PROBLÉMATIQUES
ET PERSPECTIVES COMMUNES
A TOUS LES INSTITUTS DE VIE CONSACRÉE
DANS LA MISSION AD GENTES0
Introduction
Toute l'histoire de l'Église le démontre, la vie consacrée a été partie
prenante de la mission par ses contributions significatives selon les temps et
les lieux. Au cours des dernières décennies, les nombreux et rapides
changements sont à l'origine d'une problématique nouvelle, qui a eu ses
répercussions sur l'engagement missionnaire de ceux qui demeurent, encore
aujourd'hui, une force considérable de l'activité missionnaire. Prenant en
compte autant les religieux que les religieuses, les membres des Instituts de
vie consacrée constituent la plus grande partie des ouvriers missionnaires. En
Afrique et en Asie, pour ne parler que des prêtres religieux, ceux-ci
constituent encore les 4/10 des prêtres, et les 5/10 en Océanie et en Amérique
latine.
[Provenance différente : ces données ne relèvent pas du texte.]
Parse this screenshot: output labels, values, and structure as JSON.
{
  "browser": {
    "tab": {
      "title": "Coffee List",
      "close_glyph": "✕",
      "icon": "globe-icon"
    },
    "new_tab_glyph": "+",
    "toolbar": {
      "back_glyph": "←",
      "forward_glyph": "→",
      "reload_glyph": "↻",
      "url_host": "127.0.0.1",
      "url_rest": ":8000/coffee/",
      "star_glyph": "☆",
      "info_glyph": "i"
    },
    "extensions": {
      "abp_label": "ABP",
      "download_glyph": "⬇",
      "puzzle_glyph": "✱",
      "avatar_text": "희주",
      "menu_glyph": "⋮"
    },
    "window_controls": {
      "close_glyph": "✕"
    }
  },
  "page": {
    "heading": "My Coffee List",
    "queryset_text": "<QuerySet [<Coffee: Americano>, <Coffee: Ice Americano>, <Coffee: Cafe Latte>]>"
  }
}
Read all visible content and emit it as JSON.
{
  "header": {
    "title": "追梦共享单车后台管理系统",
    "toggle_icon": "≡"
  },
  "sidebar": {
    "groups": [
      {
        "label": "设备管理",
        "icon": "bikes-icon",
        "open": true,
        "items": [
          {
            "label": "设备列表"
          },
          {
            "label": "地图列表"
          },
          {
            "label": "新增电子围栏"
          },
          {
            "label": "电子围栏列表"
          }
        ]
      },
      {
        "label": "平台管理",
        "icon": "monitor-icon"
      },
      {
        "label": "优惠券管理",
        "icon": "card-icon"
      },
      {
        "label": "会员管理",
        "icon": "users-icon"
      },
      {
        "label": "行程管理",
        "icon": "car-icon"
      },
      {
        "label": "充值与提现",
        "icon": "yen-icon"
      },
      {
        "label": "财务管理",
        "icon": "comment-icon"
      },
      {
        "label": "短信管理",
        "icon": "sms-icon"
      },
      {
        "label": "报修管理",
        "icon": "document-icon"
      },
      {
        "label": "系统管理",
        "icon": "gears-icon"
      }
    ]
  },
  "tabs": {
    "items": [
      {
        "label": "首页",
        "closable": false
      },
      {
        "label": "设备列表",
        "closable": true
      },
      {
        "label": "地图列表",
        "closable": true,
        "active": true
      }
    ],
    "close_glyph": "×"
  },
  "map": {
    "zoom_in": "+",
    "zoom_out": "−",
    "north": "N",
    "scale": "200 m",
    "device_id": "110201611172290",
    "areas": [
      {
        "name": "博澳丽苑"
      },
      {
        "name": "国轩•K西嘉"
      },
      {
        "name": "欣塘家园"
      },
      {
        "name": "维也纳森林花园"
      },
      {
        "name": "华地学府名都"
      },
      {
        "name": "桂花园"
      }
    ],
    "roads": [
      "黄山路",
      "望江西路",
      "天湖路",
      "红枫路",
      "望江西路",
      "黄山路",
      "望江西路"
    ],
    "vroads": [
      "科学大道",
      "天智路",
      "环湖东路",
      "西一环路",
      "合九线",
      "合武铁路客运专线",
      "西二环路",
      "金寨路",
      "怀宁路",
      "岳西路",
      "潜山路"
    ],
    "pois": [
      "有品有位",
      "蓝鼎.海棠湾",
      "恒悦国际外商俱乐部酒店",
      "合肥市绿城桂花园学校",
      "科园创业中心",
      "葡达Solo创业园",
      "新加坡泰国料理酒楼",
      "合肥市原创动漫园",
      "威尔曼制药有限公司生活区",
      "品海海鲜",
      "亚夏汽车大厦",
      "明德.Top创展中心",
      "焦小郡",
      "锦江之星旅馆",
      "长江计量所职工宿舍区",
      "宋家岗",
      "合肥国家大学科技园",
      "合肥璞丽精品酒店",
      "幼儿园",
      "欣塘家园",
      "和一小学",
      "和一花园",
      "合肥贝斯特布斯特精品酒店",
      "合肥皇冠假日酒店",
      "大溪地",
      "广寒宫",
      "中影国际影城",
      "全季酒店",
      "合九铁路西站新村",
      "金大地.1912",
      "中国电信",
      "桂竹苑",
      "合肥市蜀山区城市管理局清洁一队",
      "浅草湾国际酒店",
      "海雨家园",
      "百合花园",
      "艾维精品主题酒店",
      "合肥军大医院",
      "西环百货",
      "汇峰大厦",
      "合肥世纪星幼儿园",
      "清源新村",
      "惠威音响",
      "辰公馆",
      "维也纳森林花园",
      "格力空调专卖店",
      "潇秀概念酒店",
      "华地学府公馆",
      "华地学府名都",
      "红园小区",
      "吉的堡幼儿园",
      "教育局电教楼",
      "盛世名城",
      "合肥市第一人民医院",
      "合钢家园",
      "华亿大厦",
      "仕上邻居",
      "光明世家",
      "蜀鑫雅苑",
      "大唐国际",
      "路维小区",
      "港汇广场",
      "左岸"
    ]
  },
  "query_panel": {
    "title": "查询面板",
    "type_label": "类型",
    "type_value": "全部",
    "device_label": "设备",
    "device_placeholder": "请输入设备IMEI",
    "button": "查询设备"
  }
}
Le nombre des prêtres diocésains croît proportionnellement partout,
même s'il y a une reprise globale des vocations religieuses.
En prenant comme point de départ les années soixante, qui sont aussi les
années du Concile Vatican II, on peut identifier des changements profonds à
tous les niveaux. Il y a d'abord les changements au niveau social, culturel,
économique et politique. Il y a ensuite les changements religieux et ecclésiaux.
Tous ces changements ont conditionné la vie et l'engagement missionnaires des
membres des Instituts de vie consacrée, ils ont été cause de problèmes et de
tensions, mais en même temps source de dynamisme et de créativité missionnaire.
Il faut considérer les deux côtés de la médaille, comme le montre aussi
l'encyclique missionnaire (cf. RM 2, 32). Au cours de ces dernières années sont
apparues des intuitions et des visions théologiques et pastorales nouvelles,
parfois passagères, parfois enrichissantes. Le magistère conciliaire synodal,
pontifical et épiscopal, soutenu par la réflexion théologique, a pu approfondir
la nature, les finalités et les activités de la mission ad gentes. C'est
pourquoi, après une certaine confusion, apparaissent des perspectives
prometteuses pour les consacrés engagés dans la mission ad gentes.
Ce texte comprendra deux parties. La première est consacrée aux
problématiques qui ont une influence sur la mission en général et sur les
consacrés qui y sont engagés. Quelques-unes sont sociologiques, mais elles sont
toute importantes. D'autres sont ecclésiales, qu'il ne faut pas séparer
cependant du contexte global. La seconde partie présente les perspectives
théologiques et pratiques pour les membres des Instituts de vie consacrée.